Limitations & Future Work

  • VNE labeling depends on Gemini and may inherit VLM biases regarding brands, object categories, and long-tail cultural entities.
  • The evaluation set is limited to 30 objects and 100 samples; while it covers four attribute types, it is too small to fully represent real-world open-domain scenarios.
  • Coarse bounding-box masks support shape editing but may introduce background artifacts; changing the shape of rigid objects can also result in unrealistic geometry.
  • The focus is currently on single-object editing; multi-object interactions, occlusions, reflections, and physical consistency require more robust scene modeling.
  • vs InstructPix2Pix / UltraEdit / OmniGen: These general editors cover a wide range of tasks but lack stable joint constraints for intrinsic attributes and identity preservation.

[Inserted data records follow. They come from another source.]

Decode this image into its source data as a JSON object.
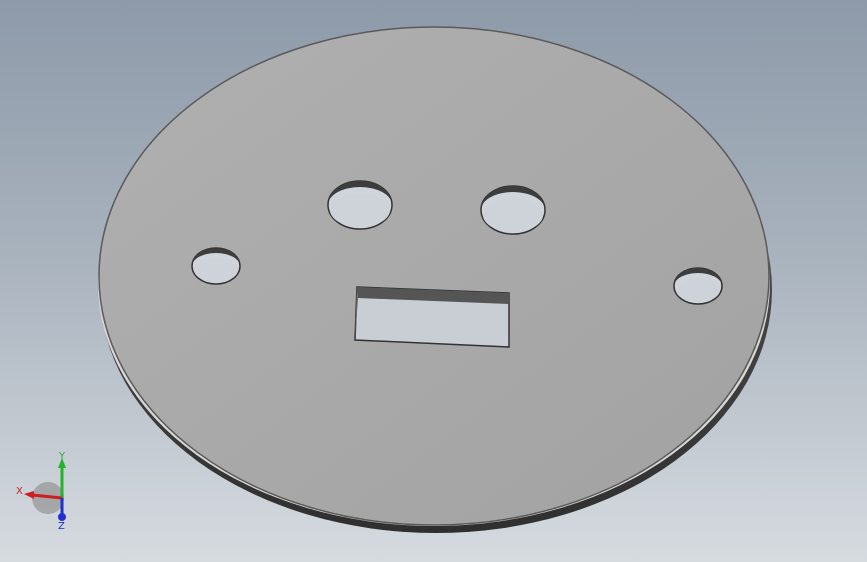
{
  "viewport": {
    "background_top": "#8d9aa9",
    "background_bottom": "#d6dbe0"
  },
  "part": {
    "face_color": "#a7a7a7",
    "edge_color": "#4a4a4a",
    "hole_count": 4,
    "slot_count": 1
  },
  "triad": {
    "x_label": "X",
    "y_label": "Y",
    "z_label": "Z",
    "x_color": "#cc1f1f",
    "y_color": "#22b22b",
    "z_color": "#1f2fcc"
  }
}
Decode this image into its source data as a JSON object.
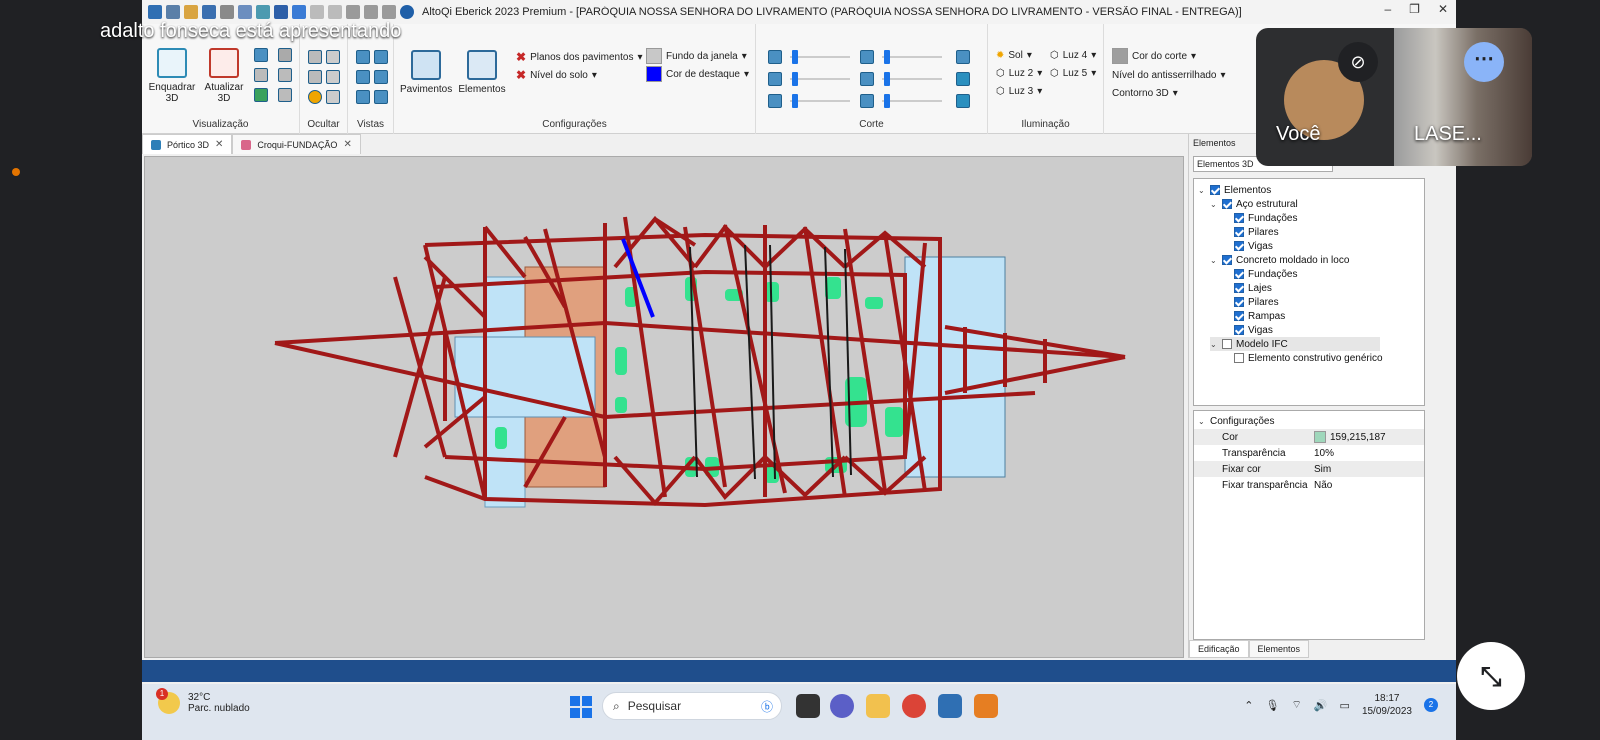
{
  "meet": {
    "presenter_text": "adalto fonseca está apresentando",
    "you_name": "Você",
    "other_name": "LASE...",
    "mic_off_icon": "mic-off-icon",
    "more_icon": "more-options-icon",
    "exit_icon": "exit-fullscreen-icon"
  },
  "app": {
    "title": "AltoQi Eberick 2023 Premium - [PARÓQUIA NOSSA SENHORA DO LIVRAMENTO (PARÓQUIA NOSSA SENHORA DO LIVRAMENTO - VERSÃO FINAL - ENTREGA)]"
  },
  "ribbon": {
    "visualizacao": {
      "label": "Visualização",
      "enquadrar": "Enquadrar 3D",
      "atualizar": "Atualizar 3D"
    },
    "ocultar": {
      "label": "Ocultar"
    },
    "vistas": {
      "label": "Vistas"
    },
    "configuracoes": {
      "label": "Configurações",
      "pavimentos": "Pavimentos",
      "elementos": "Elementos",
      "planos": "Planos dos pavimentos",
      "nivel_solo": "Nível do solo",
      "fundo_janela": "Fundo da janela",
      "cor_destaque": "Cor de destaque"
    },
    "corte": {
      "label": "Corte"
    },
    "iluminacao": {
      "label": "Iluminação",
      "sol": "Sol",
      "luz2": "Luz 2",
      "luz3": "Luz 3",
      "luz4": "Luz 4",
      "luz5": "Luz 5"
    },
    "extras": {
      "cor_corte": "Cor do corte",
      "nivel_antisserrilhado": "Nível do antisserrilhado",
      "contorno_3d": "Contorno 3D"
    }
  },
  "tabs": [
    {
      "label": "Pórtico 3D"
    },
    {
      "label": "Croqui-FUNDAÇÃO"
    }
  ],
  "panel": {
    "title": "Elementos",
    "select": "Elementos 3D",
    "tree": [
      {
        "label": "Elementos"
      },
      {
        "label": "Aço estrutural"
      },
      {
        "label": "Fundações"
      },
      {
        "label": "Pilares"
      },
      {
        "label": "Vigas"
      },
      {
        "label": "Concreto moldado in loco"
      },
      {
        "label": "Fundações"
      },
      {
        "label": "Lajes"
      },
      {
        "label": "Pilares"
      },
      {
        "label": "Rampas"
      },
      {
        "label": "Vigas"
      },
      {
        "label": "Modelo IFC"
      },
      {
        "label": "Elemento construtivo genérico"
      }
    ],
    "props_header": "Configurações",
    "props": [
      {
        "key": "Cor",
        "value": "159,215,187"
      },
      {
        "key": "Transparência",
        "value": "10%"
      },
      {
        "key": "Fixar cor",
        "value": "Sim"
      },
      {
        "key": "Fixar transparência",
        "value": "Não"
      }
    ],
    "bottom_tabs": [
      "Edificação",
      "Elementos"
    ]
  },
  "taskbar": {
    "temp": "32°C",
    "weather_desc": "Parc. nublado",
    "weather_badge": "1",
    "search_placeholder": "Pesquisar",
    "time": "18:17",
    "date": "15/09/2023",
    "notif_count": "2"
  },
  "colors": {
    "accent": "#1a73e8",
    "frame_red": "#a11818",
    "slab_blue": "#bfe3f7",
    "slab_orange": "#e0a07e",
    "green": "#34e28f",
    "highlight_blue": "#0000ff",
    "prop_color": "#9fd7bb"
  }
}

Alterbute specifically learns these variations via VNE supervision.
  • vs DreamBooth / subject-driven generation: Personalization methods emphasize instance preservation but often bind color and texture to the instance identity. Alterbute allows these to vary within the same VNE, making it better suited for attribute editing.
  • vs MaterialFusion / MimicBrush: These methods target single attributes like material or texture; Alterbute provides a unified model for color, texture, material, and shape.
  • Insight: The bottleneck in many generative tasks is not just model architecture, but the semantic granularity of supervision. Finding an appropriate intermediate label layer can transform "impossible-to-collect" data into automatically constructible data.

Rating

  • Novelty: ⭐⭐⭐⭐☆ The VNE identity definition and relaxed training targets are highly creative; the model core remains based on established diffusion editing paradigms.
  • Experimental Thoroughness: ⭐⭐⭐⭐☆ Includes user studies, VLM evaluations, standard metrics, and training budget analysis, though the benchmark scale is relatively small.
  • Writing Quality: ⭐⭐⭐⭐☆ The motivation is clearly articulated, and the explanation of the identity definition spectrum is particularly helpful for understanding the methodology.
  • Value: ⭐⭐⭐⭐☆ Offers significant insights into controllable image editing and supervised data construction, especially for product-level object attribute editing.